The Mac-versus-PC debate plays out on the eCommerce floor
There are many who have banked on Mac users as being big spenders, and rightfully so. Certain analytics have shown that Mac users are more likely to book pricier hotel rooms than their PC counterparts. Because of that data, Orbitz, a popular travel site, shows Mac users higher-priced deals. And it all started with the Mac tax, the idea that consumers will pay more for Apple’s technology compared to other brands.
According to a recent Wall Street Journal report, Orbitz and other etailers, when tracking shopper’s habits, discovered the types of computers they use and subsequently, the purchases they would make.

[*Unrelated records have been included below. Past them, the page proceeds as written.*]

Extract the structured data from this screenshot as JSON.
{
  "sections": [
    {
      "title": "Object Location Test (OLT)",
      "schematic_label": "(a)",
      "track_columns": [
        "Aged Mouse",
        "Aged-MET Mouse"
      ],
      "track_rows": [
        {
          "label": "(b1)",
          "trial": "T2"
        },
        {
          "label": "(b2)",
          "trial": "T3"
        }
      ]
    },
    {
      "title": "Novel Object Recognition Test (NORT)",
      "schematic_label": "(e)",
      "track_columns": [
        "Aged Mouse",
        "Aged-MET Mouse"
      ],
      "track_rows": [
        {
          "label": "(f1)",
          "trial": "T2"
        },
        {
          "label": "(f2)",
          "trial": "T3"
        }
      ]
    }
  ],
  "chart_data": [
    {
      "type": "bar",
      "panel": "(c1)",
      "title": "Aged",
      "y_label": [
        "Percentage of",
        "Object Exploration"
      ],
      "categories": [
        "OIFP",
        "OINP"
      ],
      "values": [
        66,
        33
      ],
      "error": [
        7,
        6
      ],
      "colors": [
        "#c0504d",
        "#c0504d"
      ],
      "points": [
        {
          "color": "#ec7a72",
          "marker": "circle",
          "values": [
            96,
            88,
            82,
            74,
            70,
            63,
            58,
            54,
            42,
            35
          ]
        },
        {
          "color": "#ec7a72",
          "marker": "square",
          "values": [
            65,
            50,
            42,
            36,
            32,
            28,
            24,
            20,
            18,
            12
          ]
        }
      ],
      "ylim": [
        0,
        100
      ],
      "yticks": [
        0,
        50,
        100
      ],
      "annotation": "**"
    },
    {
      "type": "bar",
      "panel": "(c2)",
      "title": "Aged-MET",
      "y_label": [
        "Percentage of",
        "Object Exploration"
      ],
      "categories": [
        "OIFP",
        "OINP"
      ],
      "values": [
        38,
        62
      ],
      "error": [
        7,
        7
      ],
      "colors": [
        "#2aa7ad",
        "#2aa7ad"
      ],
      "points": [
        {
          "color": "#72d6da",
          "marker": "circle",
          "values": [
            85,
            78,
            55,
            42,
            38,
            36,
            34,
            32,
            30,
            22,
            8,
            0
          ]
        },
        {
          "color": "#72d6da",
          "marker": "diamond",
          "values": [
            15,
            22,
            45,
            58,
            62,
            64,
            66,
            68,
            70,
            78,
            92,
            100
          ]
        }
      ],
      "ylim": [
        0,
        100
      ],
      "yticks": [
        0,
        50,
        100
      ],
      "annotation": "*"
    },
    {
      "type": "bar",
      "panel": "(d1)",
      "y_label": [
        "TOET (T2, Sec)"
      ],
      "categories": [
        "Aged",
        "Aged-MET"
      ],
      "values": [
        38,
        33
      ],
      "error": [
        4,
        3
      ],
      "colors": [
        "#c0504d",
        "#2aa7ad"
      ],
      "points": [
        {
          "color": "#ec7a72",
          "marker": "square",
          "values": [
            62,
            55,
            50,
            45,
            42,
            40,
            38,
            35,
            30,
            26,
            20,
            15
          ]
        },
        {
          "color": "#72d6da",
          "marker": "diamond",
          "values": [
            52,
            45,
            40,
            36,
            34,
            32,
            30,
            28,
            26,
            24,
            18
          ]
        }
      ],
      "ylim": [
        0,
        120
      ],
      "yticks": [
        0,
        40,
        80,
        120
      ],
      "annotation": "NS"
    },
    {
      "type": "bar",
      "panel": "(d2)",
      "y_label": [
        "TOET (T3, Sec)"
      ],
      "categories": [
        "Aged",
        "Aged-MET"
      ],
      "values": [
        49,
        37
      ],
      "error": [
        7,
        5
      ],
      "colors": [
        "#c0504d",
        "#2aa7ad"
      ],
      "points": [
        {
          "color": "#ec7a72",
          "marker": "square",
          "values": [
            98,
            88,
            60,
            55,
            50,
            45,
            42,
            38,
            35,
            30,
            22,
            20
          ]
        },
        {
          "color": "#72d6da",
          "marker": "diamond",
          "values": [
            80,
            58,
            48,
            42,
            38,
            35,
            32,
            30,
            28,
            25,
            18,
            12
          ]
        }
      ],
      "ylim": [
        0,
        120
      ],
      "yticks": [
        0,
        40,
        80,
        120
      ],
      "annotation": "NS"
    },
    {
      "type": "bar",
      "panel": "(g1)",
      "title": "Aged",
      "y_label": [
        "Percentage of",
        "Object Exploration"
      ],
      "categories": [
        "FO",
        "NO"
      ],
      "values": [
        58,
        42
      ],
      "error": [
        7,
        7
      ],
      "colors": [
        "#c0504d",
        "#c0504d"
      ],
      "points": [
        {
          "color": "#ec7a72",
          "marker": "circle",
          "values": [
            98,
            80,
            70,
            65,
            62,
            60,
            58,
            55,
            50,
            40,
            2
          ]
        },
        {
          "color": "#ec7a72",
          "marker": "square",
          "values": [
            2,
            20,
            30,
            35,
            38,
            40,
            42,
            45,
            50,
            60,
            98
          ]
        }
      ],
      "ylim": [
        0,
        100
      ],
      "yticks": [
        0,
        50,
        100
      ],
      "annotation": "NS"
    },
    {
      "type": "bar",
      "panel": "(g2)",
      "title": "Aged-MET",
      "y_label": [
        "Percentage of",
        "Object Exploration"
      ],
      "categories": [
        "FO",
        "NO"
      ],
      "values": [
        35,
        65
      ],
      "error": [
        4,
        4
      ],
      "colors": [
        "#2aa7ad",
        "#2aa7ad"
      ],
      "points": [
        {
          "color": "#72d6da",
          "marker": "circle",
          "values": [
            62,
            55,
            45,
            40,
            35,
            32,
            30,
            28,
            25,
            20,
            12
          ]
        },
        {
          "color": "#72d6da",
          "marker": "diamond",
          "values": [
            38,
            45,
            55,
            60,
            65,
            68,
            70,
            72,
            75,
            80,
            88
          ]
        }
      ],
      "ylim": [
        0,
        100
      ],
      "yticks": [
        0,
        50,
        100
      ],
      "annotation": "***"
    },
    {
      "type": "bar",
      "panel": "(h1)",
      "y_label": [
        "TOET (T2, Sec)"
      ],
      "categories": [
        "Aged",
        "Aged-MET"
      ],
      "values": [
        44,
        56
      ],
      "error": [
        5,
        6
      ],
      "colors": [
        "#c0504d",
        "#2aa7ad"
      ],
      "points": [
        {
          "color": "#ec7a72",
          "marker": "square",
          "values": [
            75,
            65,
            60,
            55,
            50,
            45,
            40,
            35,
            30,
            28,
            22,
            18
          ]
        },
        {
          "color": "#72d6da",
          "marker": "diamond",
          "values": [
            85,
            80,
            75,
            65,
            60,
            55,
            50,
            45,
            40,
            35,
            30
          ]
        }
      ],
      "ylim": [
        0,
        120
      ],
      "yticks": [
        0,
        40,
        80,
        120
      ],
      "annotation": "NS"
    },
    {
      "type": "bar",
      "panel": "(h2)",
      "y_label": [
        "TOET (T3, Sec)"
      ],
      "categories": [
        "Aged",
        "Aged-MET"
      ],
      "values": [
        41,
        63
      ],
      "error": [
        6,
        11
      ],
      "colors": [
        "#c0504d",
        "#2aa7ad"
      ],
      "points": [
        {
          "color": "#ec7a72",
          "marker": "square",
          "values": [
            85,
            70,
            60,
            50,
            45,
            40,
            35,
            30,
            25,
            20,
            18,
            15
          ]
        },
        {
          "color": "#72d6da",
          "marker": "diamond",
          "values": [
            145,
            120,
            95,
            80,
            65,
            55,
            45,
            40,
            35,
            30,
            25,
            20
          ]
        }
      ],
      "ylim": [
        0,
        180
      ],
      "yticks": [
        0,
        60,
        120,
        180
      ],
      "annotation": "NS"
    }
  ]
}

“With the ever increasing power of computers, the availability of cloud computing resources, and the analytic muscle of third-party software, such insight is available at prices that even smaller companies can afford,” Inc.com explained in a recently published article.
Despite the slew of available data, Inc.com discourages companies from practicing differential pricing. If and when consumers find you out, the back peddling involved could essentially cancel out the profits earned.

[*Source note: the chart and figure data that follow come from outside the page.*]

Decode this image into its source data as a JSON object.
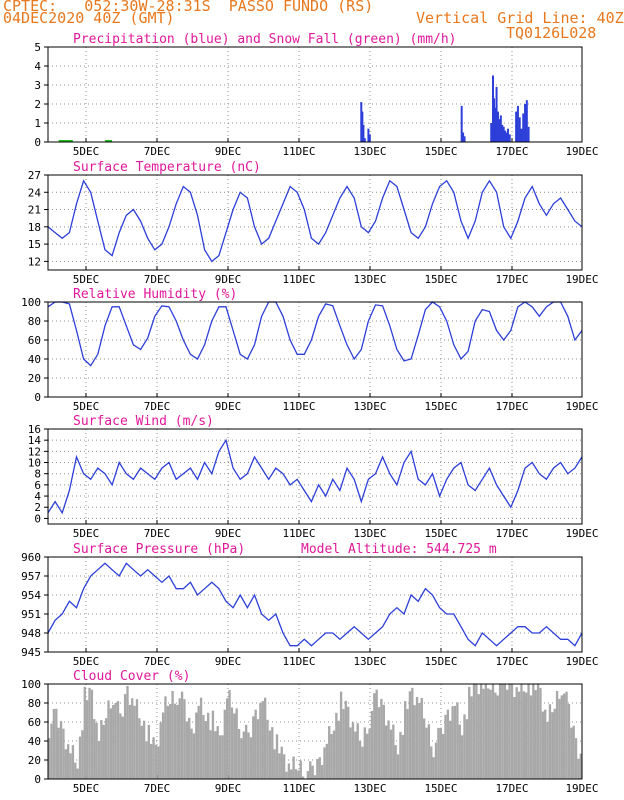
{
  "header": {
    "line1": "CPTEC:   052:30W-28:31S  PASSO FUNDO (RS)",
    "line2_left": "04DEC2020 40Z (GMT)",
    "line2_right": "Vertical Grid Line: 40Z",
    "code": "TQ0126L028"
  },
  "colors": {
    "header": "#e8781e",
    "title": "#e0189a",
    "line": "#2d3fd8",
    "snow": "#22bb22",
    "cloud": "#a8a8a8",
    "grid": "#909090"
  },
  "chart_data": [
    {
      "id": "precip",
      "type": "bar",
      "title": "Precipitation (blue) and Snow Fall (green) (mm/h)",
      "xlabels": [
        "5DEC",
        "7DEC",
        "9DEC",
        "11DEC",
        "13DEC",
        "15DEC",
        "17DEC",
        "19DEC"
      ],
      "xlim": [
        4.0,
        19.0
      ],
      "ylim": [
        0,
        5
      ],
      "yticks": [
        0,
        1,
        2,
        3,
        4,
        5
      ],
      "bars": [
        [
          12.8,
          2.1
        ],
        [
          12.83,
          1.6
        ],
        [
          12.86,
          0.9
        ],
        [
          12.9,
          0.2
        ],
        [
          13.0,
          0.7
        ],
        [
          13.04,
          0.4
        ],
        [
          15.62,
          1.9
        ],
        [
          15.66,
          0.5
        ],
        [
          15.7,
          0.3
        ],
        [
          16.45,
          1.0
        ],
        [
          16.5,
          3.5
        ],
        [
          16.53,
          2.3
        ],
        [
          16.56,
          1.8
        ],
        [
          16.6,
          2.9
        ],
        [
          16.64,
          1.6
        ],
        [
          16.68,
          1.2
        ],
        [
          16.72,
          1.4
        ],
        [
          16.76,
          0.9
        ],
        [
          16.8,
          0.8
        ],
        [
          16.84,
          0.6
        ],
        [
          16.88,
          0.5
        ],
        [
          16.92,
          0.7
        ],
        [
          16.97,
          0.4
        ],
        [
          17.15,
          1.6
        ],
        [
          17.2,
          1.9
        ],
        [
          17.25,
          1.3
        ],
        [
          17.3,
          0.7
        ],
        [
          17.35,
          1.5
        ],
        [
          17.4,
          2.0
        ],
        [
          17.45,
          2.2
        ],
        [
          17.5,
          0.8
        ]
      ],
      "snow_segments": [
        [
          4.3,
          4.7
        ],
        [
          5.6,
          5.8
        ]
      ]
    },
    {
      "id": "temp",
      "type": "line",
      "title": "Surface Temperature (nC)",
      "xlabels": [
        "5DEC",
        "7DEC",
        "9DEC",
        "11DEC",
        "13DEC",
        "15DEC",
        "17DEC",
        "19DEC"
      ],
      "xlim": [
        4.0,
        19.0
      ],
      "ylim": [
        10.5,
        27
      ],
      "yticks": [
        12,
        15,
        18,
        21,
        24,
        27
      ],
      "x": [
        4.0,
        4.2,
        4.4,
        4.6,
        4.8,
        5.0,
        5.2,
        5.4,
        5.6,
        5.8,
        6.0,
        6.2,
        6.4,
        6.6,
        6.8,
        7.0,
        7.2,
        7.4,
        7.6,
        7.8,
        8.0,
        8.2,
        8.4,
        8.6,
        8.8,
        9.0,
        9.2,
        9.4,
        9.6,
        9.8,
        10.0,
        10.2,
        10.4,
        10.6,
        10.8,
        11.0,
        11.2,
        11.4,
        11.6,
        11.8,
        12.0,
        12.2,
        12.4,
        12.6,
        12.8,
        13.0,
        13.2,
        13.4,
        13.6,
        13.8,
        14.0,
        14.2,
        14.4,
        14.6,
        14.8,
        15.0,
        15.2,
        15.4,
        15.6,
        15.8,
        16.0,
        16.2,
        16.4,
        16.6,
        16.8,
        17.0,
        17.2,
        17.4,
        17.6,
        17.8,
        18.0,
        18.2,
        18.4,
        18.6,
        18.8,
        19.0
      ],
      "y": [
        18,
        17,
        16,
        17,
        22,
        26,
        24,
        19,
        14,
        13,
        17,
        20,
        21,
        19,
        16,
        14,
        15,
        18,
        22,
        25,
        24,
        20,
        14,
        12,
        13,
        17,
        21,
        24,
        23,
        18,
        15,
        16,
        19,
        22,
        25,
        24,
        21,
        16,
        15,
        17,
        20,
        23,
        25,
        23,
        18,
        17,
        19,
        23,
        26,
        25,
        21,
        17,
        16,
        18,
        22,
        25,
        26,
        24,
        19,
        16,
        19,
        24,
        26,
        24,
        18,
        16,
        19,
        23,
        25,
        22,
        20,
        22,
        23,
        21,
        19,
        18
      ]
    },
    {
      "id": "rh",
      "type": "line",
      "title": "Relative Humidity (%)",
      "xlabels": [
        "5DEC",
        "7DEC",
        "9DEC",
        "11DEC",
        "13DEC",
        "15DEC",
        "17DEC",
        "19DEC"
      ],
      "xlim": [
        4.0,
        19.0
      ],
      "ylim": [
        0,
        100
      ],
      "yticks": [
        0,
        20,
        40,
        60,
        80,
        100
      ],
      "x": [
        4.0,
        4.2,
        4.4,
        4.6,
        4.8,
        5.0,
        5.2,
        5.4,
        5.6,
        5.8,
        6.0,
        6.2,
        6.4,
        6.6,
        6.8,
        7.0,
        7.2,
        7.4,
        7.6,
        7.8,
        8.0,
        8.2,
        8.4,
        8.6,
        8.8,
        9.0,
        9.2,
        9.4,
        9.6,
        9.8,
        10.0,
        10.2,
        10.4,
        10.6,
        10.8,
        11.0,
        11.2,
        11.4,
        11.6,
        11.8,
        12.0,
        12.2,
        12.4,
        12.6,
        12.8,
        13.0,
        13.2,
        13.4,
        13.6,
        13.8,
        14.0,
        14.2,
        14.4,
        14.6,
        14.8,
        15.0,
        15.2,
        15.4,
        15.6,
        15.8,
        16.0,
        16.2,
        16.4,
        16.6,
        16.8,
        17.0,
        17.2,
        17.4,
        17.6,
        17.8,
        18.0,
        18.2,
        18.4,
        18.6,
        18.8,
        19.0
      ],
      "y": [
        95,
        100,
        100,
        98,
        70,
        40,
        33,
        45,
        75,
        95,
        95,
        75,
        55,
        50,
        62,
        85,
        96,
        95,
        80,
        60,
        45,
        40,
        55,
        80,
        95,
        95,
        70,
        45,
        40,
        55,
        85,
        100,
        100,
        85,
        60,
        45,
        45,
        60,
        85,
        98,
        96,
        75,
        55,
        40,
        50,
        80,
        97,
        96,
        75,
        50,
        38,
        40,
        65,
        92,
        100,
        95,
        80,
        55,
        40,
        48,
        80,
        92,
        90,
        70,
        60,
        70,
        95,
        100,
        95,
        85,
        95,
        100,
        100,
        85,
        60,
        70
      ]
    },
    {
      "id": "wind",
      "type": "line",
      "title": "Surface Wind (m/s)",
      "xlabels": [
        "5DEC",
        "7DEC",
        "9DEC",
        "11DEC",
        "13DEC",
        "15DEC",
        "17DEC",
        "19DEC"
      ],
      "xlim": [
        4.0,
        19.0
      ],
      "ylim": [
        -1,
        16
      ],
      "yticks": [
        0,
        2,
        4,
        6,
        8,
        10,
        12,
        14,
        16
      ],
      "x": [
        4.0,
        4.2,
        4.4,
        4.6,
        4.8,
        5.0,
        5.2,
        5.4,
        5.6,
        5.8,
        6.0,
        6.2,
        6.4,
        6.6,
        6.8,
        7.0,
        7.2,
        7.4,
        7.6,
        7.8,
        8.0,
        8.2,
        8.4,
        8.6,
        8.8,
        9.0,
        9.2,
        9.4,
        9.6,
        9.8,
        10.0,
        10.2,
        10.4,
        10.6,
        10.8,
        11.0,
        11.2,
        11.4,
        11.6,
        11.8,
        12.0,
        12.2,
        12.4,
        12.6,
        12.8,
        13.0,
        13.2,
        13.4,
        13.6,
        13.8,
        14.0,
        14.2,
        14.4,
        14.6,
        14.8,
        15.0,
        15.2,
        15.4,
        15.6,
        15.8,
        16.0,
        16.2,
        16.4,
        16.6,
        16.8,
        17.0,
        17.2,
        17.4,
        17.6,
        17.8,
        18.0,
        18.2,
        18.4,
        18.6,
        18.8,
        19.0
      ],
      "y": [
        1,
        3,
        1,
        5,
        11,
        8,
        7,
        9,
        8,
        6,
        10,
        8,
        7,
        9,
        8,
        7,
        9,
        10,
        7,
        8,
        9,
        7,
        10,
        8,
        12,
        14,
        9,
        7,
        8,
        11,
        9,
        7,
        9,
        8,
        6,
        7,
        5,
        3,
        6,
        4,
        7,
        5,
        9,
        7,
        3,
        7,
        8,
        11,
        8,
        6,
        10,
        12,
        7,
        6,
        8,
        4,
        7,
        9,
        10,
        6,
        5,
        7,
        9,
        6,
        4,
        2,
        5,
        9,
        10,
        8,
        7,
        9,
        10,
        8,
        9,
        11
      ]
    },
    {
      "id": "pressure",
      "type": "line",
      "title": "Surface Pressure (hPa)",
      "annotation": "Model Altitude: 544.725 m",
      "xlabels": [
        "5DEC",
        "7DEC",
        "9DEC",
        "11DEC",
        "13DEC",
        "15DEC",
        "17DEC",
        "19DEC"
      ],
      "xlim": [
        4.0,
        19.0
      ],
      "ylim": [
        945,
        960
      ],
      "yticks": [
        945,
        948,
        951,
        954,
        957,
        960
      ],
      "x": [
        4.0,
        4.2,
        4.4,
        4.6,
        4.8,
        5.0,
        5.2,
        5.4,
        5.6,
        5.8,
        6.0,
        6.2,
        6.4,
        6.6,
        6.8,
        7.0,
        7.2,
        7.4,
        7.6,
        7.8,
        8.0,
        8.2,
        8.4,
        8.6,
        8.8,
        9.0,
        9.2,
        9.4,
        9.6,
        9.8,
        10.0,
        10.2,
        10.4,
        10.6,
        10.8,
        11.0,
        11.2,
        11.4,
        11.6,
        11.8,
        12.0,
        12.2,
        12.4,
        12.6,
        12.8,
        13.0,
        13.2,
        13.4,
        13.6,
        13.8,
        14.0,
        14.2,
        14.4,
        14.6,
        14.8,
        15.0,
        15.2,
        15.4,
        15.6,
        15.8,
        16.0,
        16.2,
        16.4,
        16.6,
        16.8,
        17.0,
        17.2,
        17.4,
        17.6,
        17.8,
        18.0,
        18.2,
        18.4,
        18.6,
        18.8,
        19.0
      ],
      "y": [
        948,
        950,
        951,
        953,
        952,
        955,
        957,
        958,
        959,
        958,
        957,
        959,
        958,
        957,
        958,
        957,
        956,
        957,
        955,
        955,
        956,
        954,
        955,
        956,
        955,
        953,
        952,
        954,
        952,
        954,
        951,
        950,
        951,
        948,
        946,
        946,
        947,
        946,
        947,
        948,
        948,
        947,
        948,
        949,
        948,
        947,
        948,
        949,
        951,
        952,
        951,
        954,
        953,
        955,
        954,
        952,
        951,
        951,
        949,
        947,
        946,
        948,
        947,
        946,
        947,
        948,
        949,
        949,
        948,
        948,
        949,
        948,
        947,
        947,
        946,
        948
      ]
    },
    {
      "id": "cloud",
      "type": "area",
      "title": "Cloud Cover (%)",
      "xlabels": [
        "5DEC",
        "7DEC",
        "9DEC",
        "11DEC",
        "13DEC",
        "15DEC",
        "17DEC",
        "19DEC"
      ],
      "xlim": [
        4.0,
        19.0
      ],
      "ylim": [
        0,
        100
      ],
      "yticks": [
        0,
        20,
        40,
        60,
        80,
        100
      ],
      "x": [
        4.0,
        4.2,
        4.4,
        4.6,
        4.8,
        5.0,
        5.2,
        5.4,
        5.6,
        5.8,
        6.0,
        6.2,
        6.4,
        6.6,
        6.8,
        7.0,
        7.2,
        7.4,
        7.6,
        7.8,
        8.0,
        8.2,
        8.4,
        8.6,
        8.8,
        9.0,
        9.2,
        9.4,
        9.6,
        9.8,
        10.0,
        10.2,
        10.4,
        10.6,
        10.8,
        11.0,
        11.2,
        11.4,
        11.6,
        11.8,
        12.0,
        12.2,
        12.4,
        12.6,
        12.8,
        13.0,
        13.2,
        13.4,
        13.6,
        13.8,
        14.0,
        14.2,
        14.4,
        14.6,
        14.8,
        15.0,
        15.2,
        15.4,
        15.6,
        15.8,
        16.0,
        16.2,
        16.4,
        16.6,
        16.8,
        17.0,
        17.2,
        17.4,
        17.6,
        17.8,
        18.0,
        18.2,
        18.4,
        18.6,
        18.8,
        19.0
      ],
      "y": [
        55,
        65,
        50,
        30,
        20,
        85,
        88,
        40,
        70,
        90,
        60,
        95,
        80,
        65,
        45,
        30,
        70,
        85,
        90,
        75,
        50,
        80,
        70,
        60,
        40,
        85,
        75,
        55,
        40,
        70,
        85,
        60,
        35,
        20,
        10,
        15,
        10,
        5,
        20,
        40,
        60,
        80,
        70,
        50,
        40,
        65,
        85,
        75,
        55,
        35,
        70,
        90,
        80,
        60,
        35,
        45,
        70,
        80,
        55,
        85,
        100,
        95,
        100,
        100,
        100,
        100,
        95,
        100,
        100,
        90,
        60,
        80,
        100,
        70,
        40,
        20
      ]
    }
  ]
}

But if an etailer can’t charge more to consumers who are actually willing to spend more, then what’s the point of paying attention to analytics? Inc.com says that patterns from large numbers of consumers can reveal much more.
“You can get a better handle on how segments of the population actually act, think, and decide,” Inc.com reports. “That lets you design or select products, structure services, and market far more intelligently. But you make a critical mistake when you take the fallacious step of assuming that because most people behave a given way, all people do. They don't.”
The challenge is delving deeper below the surface to discover, for example, that there are indeed Mac users who are looking for a bargain. And although there is sophisticated software to carry out complex analysis, the problem lies in how to link that data to valuable insight.
As it turns out, most companies don’t have an expert to properly analyze the findings. Hiring someone – even in for the short term – to tackle the underlying factors might be worth the extra cost.
“Keep these points in mind and you'll find that you can make broad analysis of customers and consumers in general work for your business without accidentally digging a commercial grave for yourself in the process,” Inc.com concludes.